Proprio alcuni giorni fa, un episodio simile: la gendarmeria aveva fermato una guida alpina di nome Benoit Ducos il 10 marzo, perché cercava di prestare soccorso ad una donna incinta di otto mesi che tentava di attraversare il confine.
A causa di questa vicenda è nato il movimento “Soccorrere non è un crimine”; ma dov’è finita la solidarietà? Ci definiamo Paesi civili e sviluppati, ma sembra che abbiamo dimenticato cosa sia l’umanità. Ora tendere la mano verso chi ha bisogno di aiuto è diventato un reato (di solidarietà)? Quante altre Destinity ci dovranno essere, prima che le cose cambino? La tutela della vita non dovrebbe venire prima di qualsiasi altra legge? O, forse, la vita dei migranti vale di meno e tanto vale lasciare che muoiano di freddo, in una stazione qualsiasi?
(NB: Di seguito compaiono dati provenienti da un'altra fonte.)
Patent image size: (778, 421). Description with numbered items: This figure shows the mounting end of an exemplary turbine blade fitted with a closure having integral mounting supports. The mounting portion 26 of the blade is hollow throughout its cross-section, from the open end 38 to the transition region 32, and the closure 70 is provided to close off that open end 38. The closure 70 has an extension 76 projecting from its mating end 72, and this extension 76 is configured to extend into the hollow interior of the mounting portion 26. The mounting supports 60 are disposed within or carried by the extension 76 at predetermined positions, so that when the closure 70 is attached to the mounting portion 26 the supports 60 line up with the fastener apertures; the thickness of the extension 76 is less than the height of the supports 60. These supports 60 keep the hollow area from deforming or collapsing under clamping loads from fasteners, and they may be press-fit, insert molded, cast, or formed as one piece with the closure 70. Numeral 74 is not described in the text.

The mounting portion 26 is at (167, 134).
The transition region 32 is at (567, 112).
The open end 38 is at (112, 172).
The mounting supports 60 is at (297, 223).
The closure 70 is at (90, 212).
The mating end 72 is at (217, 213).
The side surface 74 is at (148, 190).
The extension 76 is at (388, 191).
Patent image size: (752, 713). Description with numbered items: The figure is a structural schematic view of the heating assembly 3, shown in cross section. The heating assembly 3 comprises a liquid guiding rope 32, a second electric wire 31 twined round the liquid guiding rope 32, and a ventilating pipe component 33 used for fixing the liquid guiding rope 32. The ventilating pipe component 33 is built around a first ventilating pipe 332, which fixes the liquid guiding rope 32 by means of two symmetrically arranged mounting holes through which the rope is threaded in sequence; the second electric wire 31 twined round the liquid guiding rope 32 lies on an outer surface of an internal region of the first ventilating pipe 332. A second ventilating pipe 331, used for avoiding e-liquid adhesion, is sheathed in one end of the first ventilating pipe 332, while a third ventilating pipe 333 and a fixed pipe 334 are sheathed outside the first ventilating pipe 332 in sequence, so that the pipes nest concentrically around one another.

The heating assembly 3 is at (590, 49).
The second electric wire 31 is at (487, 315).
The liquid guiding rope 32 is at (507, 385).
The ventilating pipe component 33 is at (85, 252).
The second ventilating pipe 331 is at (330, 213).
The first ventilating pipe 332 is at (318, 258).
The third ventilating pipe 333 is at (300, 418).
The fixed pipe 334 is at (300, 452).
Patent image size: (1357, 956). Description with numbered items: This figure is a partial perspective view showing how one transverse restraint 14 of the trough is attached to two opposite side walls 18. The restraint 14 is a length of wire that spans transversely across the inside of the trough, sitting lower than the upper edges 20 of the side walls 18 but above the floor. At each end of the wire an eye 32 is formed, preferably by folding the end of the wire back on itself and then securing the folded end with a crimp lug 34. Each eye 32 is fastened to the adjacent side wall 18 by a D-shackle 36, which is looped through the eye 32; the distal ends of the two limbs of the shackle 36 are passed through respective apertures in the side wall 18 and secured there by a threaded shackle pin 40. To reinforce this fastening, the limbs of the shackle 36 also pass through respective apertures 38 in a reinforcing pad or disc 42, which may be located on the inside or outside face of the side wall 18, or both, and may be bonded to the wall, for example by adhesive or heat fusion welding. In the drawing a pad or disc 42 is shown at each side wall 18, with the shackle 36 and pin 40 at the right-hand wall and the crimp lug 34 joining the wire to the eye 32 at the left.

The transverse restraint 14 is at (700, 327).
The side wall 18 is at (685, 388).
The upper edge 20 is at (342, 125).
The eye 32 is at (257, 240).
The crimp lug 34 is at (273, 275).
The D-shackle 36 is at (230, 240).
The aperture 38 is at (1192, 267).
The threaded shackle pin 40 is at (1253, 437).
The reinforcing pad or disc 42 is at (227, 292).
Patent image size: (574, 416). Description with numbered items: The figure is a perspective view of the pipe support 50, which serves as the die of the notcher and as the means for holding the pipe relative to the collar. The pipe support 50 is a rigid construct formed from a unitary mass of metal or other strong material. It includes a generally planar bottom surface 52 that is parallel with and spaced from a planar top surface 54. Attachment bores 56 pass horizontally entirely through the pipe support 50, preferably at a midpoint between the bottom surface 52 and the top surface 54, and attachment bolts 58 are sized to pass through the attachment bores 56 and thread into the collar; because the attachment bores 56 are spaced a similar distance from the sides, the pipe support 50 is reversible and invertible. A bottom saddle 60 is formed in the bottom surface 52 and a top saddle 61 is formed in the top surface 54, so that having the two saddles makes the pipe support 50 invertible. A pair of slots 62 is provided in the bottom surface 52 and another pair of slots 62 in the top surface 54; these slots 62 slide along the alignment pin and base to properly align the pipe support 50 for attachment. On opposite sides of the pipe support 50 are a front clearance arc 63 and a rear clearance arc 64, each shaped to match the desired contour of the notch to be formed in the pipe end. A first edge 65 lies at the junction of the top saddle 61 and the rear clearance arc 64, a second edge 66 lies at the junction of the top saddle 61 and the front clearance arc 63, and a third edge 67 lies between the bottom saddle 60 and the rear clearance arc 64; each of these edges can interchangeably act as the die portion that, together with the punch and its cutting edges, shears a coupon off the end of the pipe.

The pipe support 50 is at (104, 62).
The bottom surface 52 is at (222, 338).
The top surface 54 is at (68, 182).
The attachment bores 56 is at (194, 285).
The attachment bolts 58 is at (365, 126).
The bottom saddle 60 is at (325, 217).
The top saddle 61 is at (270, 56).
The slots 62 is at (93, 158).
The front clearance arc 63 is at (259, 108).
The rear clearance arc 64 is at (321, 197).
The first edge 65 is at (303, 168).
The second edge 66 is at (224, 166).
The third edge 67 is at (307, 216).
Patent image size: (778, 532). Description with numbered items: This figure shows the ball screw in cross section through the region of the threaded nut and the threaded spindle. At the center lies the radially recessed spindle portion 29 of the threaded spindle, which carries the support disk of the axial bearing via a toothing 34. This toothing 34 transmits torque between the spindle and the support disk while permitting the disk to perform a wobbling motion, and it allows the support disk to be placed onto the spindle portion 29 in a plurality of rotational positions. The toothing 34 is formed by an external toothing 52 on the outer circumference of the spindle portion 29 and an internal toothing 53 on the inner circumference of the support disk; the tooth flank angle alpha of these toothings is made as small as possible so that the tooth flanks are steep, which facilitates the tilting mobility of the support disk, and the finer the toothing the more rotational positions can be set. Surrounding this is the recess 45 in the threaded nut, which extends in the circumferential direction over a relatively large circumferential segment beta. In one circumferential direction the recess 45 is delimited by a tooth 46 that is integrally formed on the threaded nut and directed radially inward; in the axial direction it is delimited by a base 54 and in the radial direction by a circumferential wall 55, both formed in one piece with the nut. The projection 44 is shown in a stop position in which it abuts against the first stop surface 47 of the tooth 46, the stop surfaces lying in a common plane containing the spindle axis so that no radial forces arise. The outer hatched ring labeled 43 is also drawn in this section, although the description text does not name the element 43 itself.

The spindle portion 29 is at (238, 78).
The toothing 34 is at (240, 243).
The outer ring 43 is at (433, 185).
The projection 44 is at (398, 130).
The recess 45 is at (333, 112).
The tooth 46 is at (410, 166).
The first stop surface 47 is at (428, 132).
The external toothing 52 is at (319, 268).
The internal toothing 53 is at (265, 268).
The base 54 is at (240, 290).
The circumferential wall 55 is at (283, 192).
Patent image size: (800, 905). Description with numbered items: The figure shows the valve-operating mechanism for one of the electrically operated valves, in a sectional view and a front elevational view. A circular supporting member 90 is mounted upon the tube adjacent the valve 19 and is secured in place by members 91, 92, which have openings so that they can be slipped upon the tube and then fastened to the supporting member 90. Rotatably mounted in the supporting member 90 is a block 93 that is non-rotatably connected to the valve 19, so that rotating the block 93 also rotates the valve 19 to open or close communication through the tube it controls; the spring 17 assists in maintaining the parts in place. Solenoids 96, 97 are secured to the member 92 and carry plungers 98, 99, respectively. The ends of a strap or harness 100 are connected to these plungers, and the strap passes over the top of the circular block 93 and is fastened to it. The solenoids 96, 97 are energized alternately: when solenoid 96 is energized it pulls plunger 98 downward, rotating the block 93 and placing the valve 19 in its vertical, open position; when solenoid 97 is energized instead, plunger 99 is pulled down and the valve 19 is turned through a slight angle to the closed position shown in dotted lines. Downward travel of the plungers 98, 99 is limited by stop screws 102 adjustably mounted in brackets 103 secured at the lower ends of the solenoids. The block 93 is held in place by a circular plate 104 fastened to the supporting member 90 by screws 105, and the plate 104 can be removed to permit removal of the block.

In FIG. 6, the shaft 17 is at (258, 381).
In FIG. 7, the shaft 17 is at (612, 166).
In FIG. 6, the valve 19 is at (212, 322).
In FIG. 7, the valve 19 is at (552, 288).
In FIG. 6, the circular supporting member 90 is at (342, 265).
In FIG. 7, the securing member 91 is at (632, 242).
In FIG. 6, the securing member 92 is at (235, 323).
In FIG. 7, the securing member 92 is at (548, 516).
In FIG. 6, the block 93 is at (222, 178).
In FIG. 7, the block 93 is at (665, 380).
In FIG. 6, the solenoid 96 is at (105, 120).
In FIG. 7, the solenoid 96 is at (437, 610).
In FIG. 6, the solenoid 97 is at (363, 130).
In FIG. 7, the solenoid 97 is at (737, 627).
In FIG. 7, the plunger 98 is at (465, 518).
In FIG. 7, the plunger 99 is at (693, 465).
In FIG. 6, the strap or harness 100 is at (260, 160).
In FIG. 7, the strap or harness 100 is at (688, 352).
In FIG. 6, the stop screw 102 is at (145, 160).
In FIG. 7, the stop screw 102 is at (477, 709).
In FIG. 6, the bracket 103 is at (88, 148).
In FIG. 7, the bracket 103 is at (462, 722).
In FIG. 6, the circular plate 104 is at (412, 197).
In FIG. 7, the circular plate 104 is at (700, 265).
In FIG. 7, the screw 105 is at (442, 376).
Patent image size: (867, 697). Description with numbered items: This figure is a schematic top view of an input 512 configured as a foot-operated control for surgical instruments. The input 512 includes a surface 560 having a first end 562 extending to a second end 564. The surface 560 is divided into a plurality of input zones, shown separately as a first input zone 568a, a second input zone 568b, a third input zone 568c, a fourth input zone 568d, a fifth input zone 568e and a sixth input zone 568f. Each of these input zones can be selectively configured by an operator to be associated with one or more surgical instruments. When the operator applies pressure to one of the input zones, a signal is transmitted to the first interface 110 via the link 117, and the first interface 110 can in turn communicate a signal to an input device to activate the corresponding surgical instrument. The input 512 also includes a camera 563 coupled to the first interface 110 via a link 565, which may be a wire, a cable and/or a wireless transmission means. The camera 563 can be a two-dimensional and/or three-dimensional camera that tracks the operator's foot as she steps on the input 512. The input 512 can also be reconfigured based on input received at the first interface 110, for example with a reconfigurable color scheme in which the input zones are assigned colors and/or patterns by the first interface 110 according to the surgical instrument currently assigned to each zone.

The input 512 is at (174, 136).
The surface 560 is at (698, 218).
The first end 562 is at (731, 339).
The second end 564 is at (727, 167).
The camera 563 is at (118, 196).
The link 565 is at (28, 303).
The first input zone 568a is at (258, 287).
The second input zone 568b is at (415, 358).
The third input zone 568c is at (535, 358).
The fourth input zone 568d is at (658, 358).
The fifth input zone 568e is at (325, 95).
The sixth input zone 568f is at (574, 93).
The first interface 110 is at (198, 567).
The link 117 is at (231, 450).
Cosa ne sarà del marito e di Israel?
Nel frattempo, è stata diffusa la testimonianza del marito della donna, che ha raccontato:
“Mia moglie sarebbe potuta tornare in Francia perché lei aveva i documenti, ma io non non potevo passare e lei è rimasta per me, per il nostro amore. Non ha voluto lasciarmi. L’ho chiamato Israel perché io e mia moglie siamo cristiani”.
Lui e la moglie erano giunti in Italia nel 2004 e poi, un mese e mezzo fa, hanno cercato di arrivare in Francia salendo su un bus, ma la gendarmeria li ha bloccati. Entrambi sapevano che la malattia di Destinity era ormai giunta alla fase terminale. Senza di lei si sente perso:
“Lei resterà sempre una parte di me. La amavo molto. Ora sento un grande vuoto dentro“. E, riferendosi al piccolo che è salvo grazie all’operato dei medici, ha dichiarato: “Sono suo padre e gli starò accanto. Per lui voglio un futuro migliore“.
Nel frattempo, un imprenditore romano, attraverso l’associazione Rainbow 4 Africa, ha contattato il neopapà per offrirgli un lavoro; forse “un futuro migliore” è possibile per lui ed Israel, speriamo che l’uomo riesca anche ad ottenere i documenti necessari per poter restare in Italia e per poter tenere il bambino.